Why is it that the more we age, the more we become prone to diseases? Is there no way to protect ourselves? These and many more questions of a similar nature plague senior citizens. One of the diseases that often comes with aging is degenerative disc disease (DDD) sometimes called gray hairs of the spine. DDD is not a disease, but is wear and tear of the vertebral discs. Degenerative disc disease is not synonymous with spinal arthritis or spondylosis, though these conditions are often present in individuals who have degenerative disc disease.
As we age, the discs in our vertebrae degenerate (break down) due to normal wear and tear and overuse during our lifetime. If we happen to be overweight for a good share of our lives, the extra weight adds more stress on the spine; and sooner or later we develop serious back problems. Our lifestyle has a lot to do with the health of our spinal discs. For instance, people who smoke are more likely to have degenerative disc disease than people who don’t smoke.
Degenerative Disc Disease isn’t just an old age disease; the effects of DDD can be felt in individuals in their twenties and thirties. Some individuals never know they have DDD because they have no pain. When the wear and tear on the discs causes the discs to lose their fluid, this can cause the vertebral discs to move slightly. DDD often leads to another spinal condition called spinal spondylosis or spinal arthritis.
Oftentimes, it isn’t age that causes us to develop degenerative arthritis; trauma from falls and injuries could be the catalyst to start you on the path to degenerative disc disease. Stress within the spine could cause tiny tears in the discs which could allow the fluid inside the discs to leak out. If this happens, you may feel intense pain from nerve compression. Degenerative disc disease can occur anywhere in the spine, but it most often occurs in the lower lumbar region (low back) of the spine and in the cervical spine (neck). DDD is seen far less commonly in the thoracic region of the spine.
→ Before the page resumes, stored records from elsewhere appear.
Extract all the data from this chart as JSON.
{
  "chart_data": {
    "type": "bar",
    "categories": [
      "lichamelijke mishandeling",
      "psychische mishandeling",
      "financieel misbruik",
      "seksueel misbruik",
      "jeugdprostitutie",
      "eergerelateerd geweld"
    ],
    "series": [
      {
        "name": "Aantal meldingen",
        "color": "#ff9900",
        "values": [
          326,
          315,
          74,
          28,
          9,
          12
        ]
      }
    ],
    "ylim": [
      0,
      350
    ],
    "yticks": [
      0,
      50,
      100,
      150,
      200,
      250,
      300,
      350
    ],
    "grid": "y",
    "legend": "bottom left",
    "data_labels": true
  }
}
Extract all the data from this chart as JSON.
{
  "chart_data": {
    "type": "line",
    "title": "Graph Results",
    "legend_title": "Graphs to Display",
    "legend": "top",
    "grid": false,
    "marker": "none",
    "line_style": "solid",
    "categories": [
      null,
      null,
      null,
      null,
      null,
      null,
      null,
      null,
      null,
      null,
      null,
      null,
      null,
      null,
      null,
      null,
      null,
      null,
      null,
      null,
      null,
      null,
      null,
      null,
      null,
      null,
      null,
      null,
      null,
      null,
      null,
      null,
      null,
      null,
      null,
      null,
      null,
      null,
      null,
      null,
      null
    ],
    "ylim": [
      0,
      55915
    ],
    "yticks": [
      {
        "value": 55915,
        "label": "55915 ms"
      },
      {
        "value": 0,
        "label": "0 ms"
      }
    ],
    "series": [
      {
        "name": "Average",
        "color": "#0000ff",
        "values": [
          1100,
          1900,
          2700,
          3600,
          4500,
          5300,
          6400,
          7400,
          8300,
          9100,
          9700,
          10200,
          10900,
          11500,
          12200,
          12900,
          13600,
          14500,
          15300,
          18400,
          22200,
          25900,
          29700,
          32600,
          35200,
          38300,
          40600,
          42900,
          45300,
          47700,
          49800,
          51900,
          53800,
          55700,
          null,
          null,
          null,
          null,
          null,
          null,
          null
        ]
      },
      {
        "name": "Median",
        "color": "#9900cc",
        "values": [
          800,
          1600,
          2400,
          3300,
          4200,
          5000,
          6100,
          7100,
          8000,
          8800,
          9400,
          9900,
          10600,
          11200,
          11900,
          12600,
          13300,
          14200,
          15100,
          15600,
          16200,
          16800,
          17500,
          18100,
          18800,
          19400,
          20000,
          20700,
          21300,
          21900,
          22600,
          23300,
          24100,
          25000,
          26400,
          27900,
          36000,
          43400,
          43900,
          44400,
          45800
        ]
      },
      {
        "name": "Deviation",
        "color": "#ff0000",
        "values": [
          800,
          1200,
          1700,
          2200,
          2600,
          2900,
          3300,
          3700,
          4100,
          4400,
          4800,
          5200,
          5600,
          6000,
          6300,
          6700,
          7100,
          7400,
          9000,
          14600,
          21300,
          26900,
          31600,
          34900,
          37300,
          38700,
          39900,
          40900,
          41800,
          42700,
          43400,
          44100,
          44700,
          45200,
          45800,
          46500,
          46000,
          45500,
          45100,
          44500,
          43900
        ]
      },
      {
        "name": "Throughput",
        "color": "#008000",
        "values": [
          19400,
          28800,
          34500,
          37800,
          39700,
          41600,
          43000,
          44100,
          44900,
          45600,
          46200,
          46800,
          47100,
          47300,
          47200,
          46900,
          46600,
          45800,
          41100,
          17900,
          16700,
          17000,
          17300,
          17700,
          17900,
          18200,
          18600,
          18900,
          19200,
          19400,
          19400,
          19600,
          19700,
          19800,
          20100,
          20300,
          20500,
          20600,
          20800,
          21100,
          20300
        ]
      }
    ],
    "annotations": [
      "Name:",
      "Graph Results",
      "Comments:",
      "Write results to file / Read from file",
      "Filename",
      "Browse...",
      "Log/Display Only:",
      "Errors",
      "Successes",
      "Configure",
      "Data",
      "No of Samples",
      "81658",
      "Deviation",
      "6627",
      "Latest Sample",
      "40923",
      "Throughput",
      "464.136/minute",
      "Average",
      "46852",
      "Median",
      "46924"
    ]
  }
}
Degenerative disc disease can be detected through visualization through X-rays and magnetic resonance imaging (MRI). An X-ray won’t show the discs, but the image will show the position the vertebrae are in, and if they are compressed, the radiologist will recognize the condition.
In DDD, degeneration from spontaneous or post-traumatic tears, fibrosis and collapse of the vertebral disc can lead to mechanical function failure resulting in low back pain. An individual suffering from degenerative disc disease often suffers leg pain when there is nerve compression involved.
Ways to protect your back when you suffer from degenerative joint disease
Never bend from your back to pick something up from the floor. It is very easy to injure or reinjure your back if you try to pick up something from the floor or do an exercise that requires you to bend from your back.
If you work in an office, make sure that the chair in which you sit is cushioned well and supports your back completely. Take rests when you need to; get up and walk to the water cooler or rest room. A minute or two away from your desk can be enough time to rest your back.
The furniture in your home should support your back. If your furniture causes your back to hurt, it may be time to look a new couch or chair. Maybe some strategically placed pillows will give enough support to your living room furniture to prevent back pain.
Just as sitting too long can cause back pain, so can standing too long. Try not to stand too long in one position. If your job requires you to stand, you may need to shift your weight from time to time. Sometimes, changing shoes can help shift your weight just enough to relieve back pain. People who must stand for most of their work day should wear back braces. Many jobs supply back braces for their employees.
You can help prevent back pain by doing some light exercise every day. If back pain persists, you could have swelling and inflammation of the nerve roots between the vertebral discs. Your doctor may inject a steroid medication into the area to relieve the inflammation. You may also be advised to take an oral anti-inflammatory medication which is either prescribed or bought over-the-counter.